VBT treats communication as a behavior. It’s just not that simple. Treating communication as if it is a behavior ignores the many dimensions and levels of language and communication. There is voice output (you could also say “speech,” but “voice output” generalizes it to include AAC). Speech/voice output that has shared meaning is language. When we try to describe communication, there are intricate levels of social referencing, gestures, eye gaze, tone of voice, word choices, and nonverbal elements that make it nearly infinite. Treating communication as if it’s a behavior is like comparing a middle school math problem to a Stephen Hawking chalkboard filled with complex equations explaining black holes.
Trying to fit language into a structured, data-driven format doesn’t allow for the creativity and spontaneity that occurs in natural language. Often, even when the ABA program allows a children to use their AAC system to respond, it becomes a negative interaction. “Errorless prompting” on an AAC device often turns into forcing a child to say what the ABA therapist wants them to say…over and over and over again. One way to tell if this is happening to the AAC users in your life is by looking for prompt dependence. If you say, “What do you want to do?” and a child relaxes his hand places it in your hand for you to move it wherever you want or grabs your hand so that you can guide him, he’s learned that someone taking his hand and moving it is how his AAC device is used. Not only is that kind of communication control detrimental to a child’s communication competence and independence, it’s dangerous.

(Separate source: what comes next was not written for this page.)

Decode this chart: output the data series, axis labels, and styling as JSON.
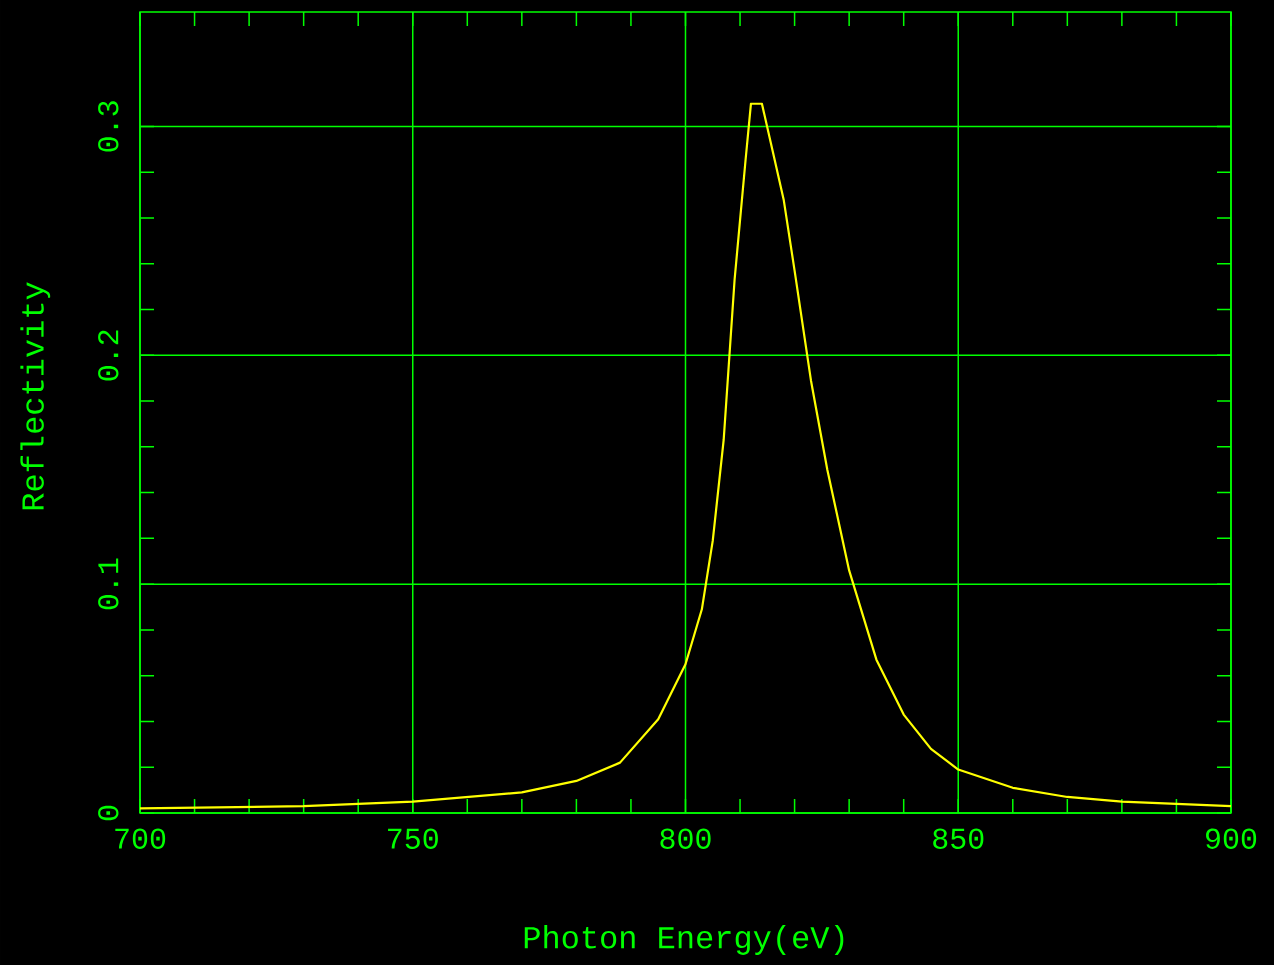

What can we do instead to promote communication? Here is some good news for all of the lovers of evidence-based research: Aided language input (modeling) is an evidence-based AAC intervention. It is evidence-based for preschoolers on the autism spectrum in this study and this one. It is evidence-based for autistic students and adults with developmental disabilities and CCN. It is evidence-based for students with cerebral palsy. Just in case the AAC users in your life don’t fit into any of those groups, aided language input in itself is evidence-based practice, and you can read more about that here, here, and here. Model communication that is fun, interactive and reinforcing. Focus on connecting with the person in front of you. Be interesting and engaging.

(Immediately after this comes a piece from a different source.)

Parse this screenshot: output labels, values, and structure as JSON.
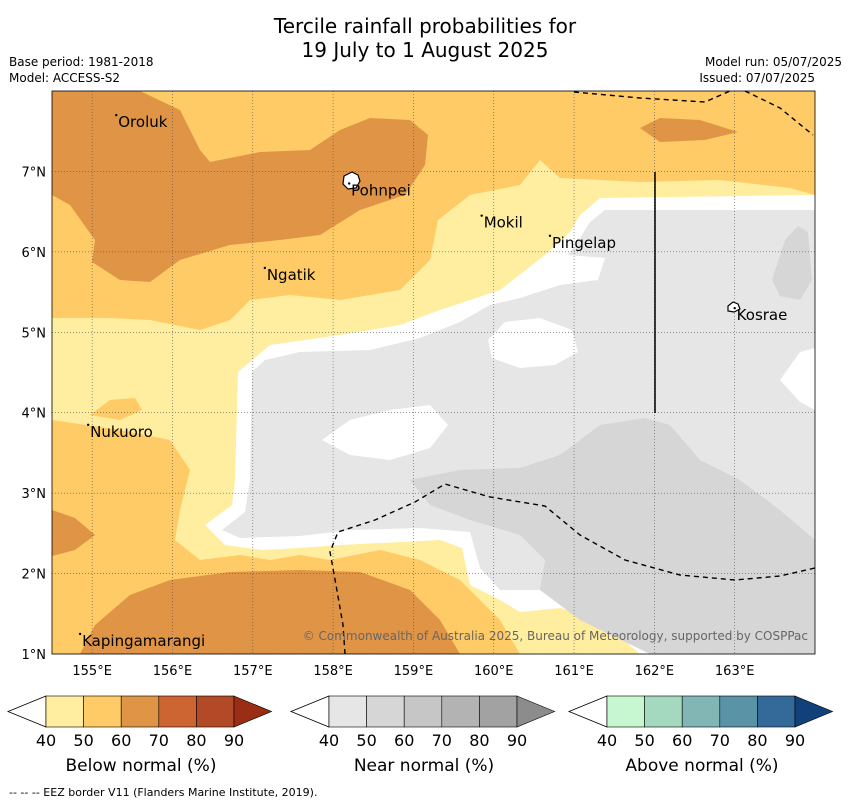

In a data-driven system, spontaneity is uncomfortable for many, but as a field, we need to become comfortable with allowing children with CCN and especially children on the autism spectrum to be spontaneous. If a child using AAC doesn’t have the language to explore and experiment, she’s set up to fail. As a field, we need to accept that communication is not clear and easy to track, and that’s a beautiful thing. We need to look at our own behavior and make sure it aligns with a child’s basic human right to dignity and communication. And if it doesn’t, we need to make some changes.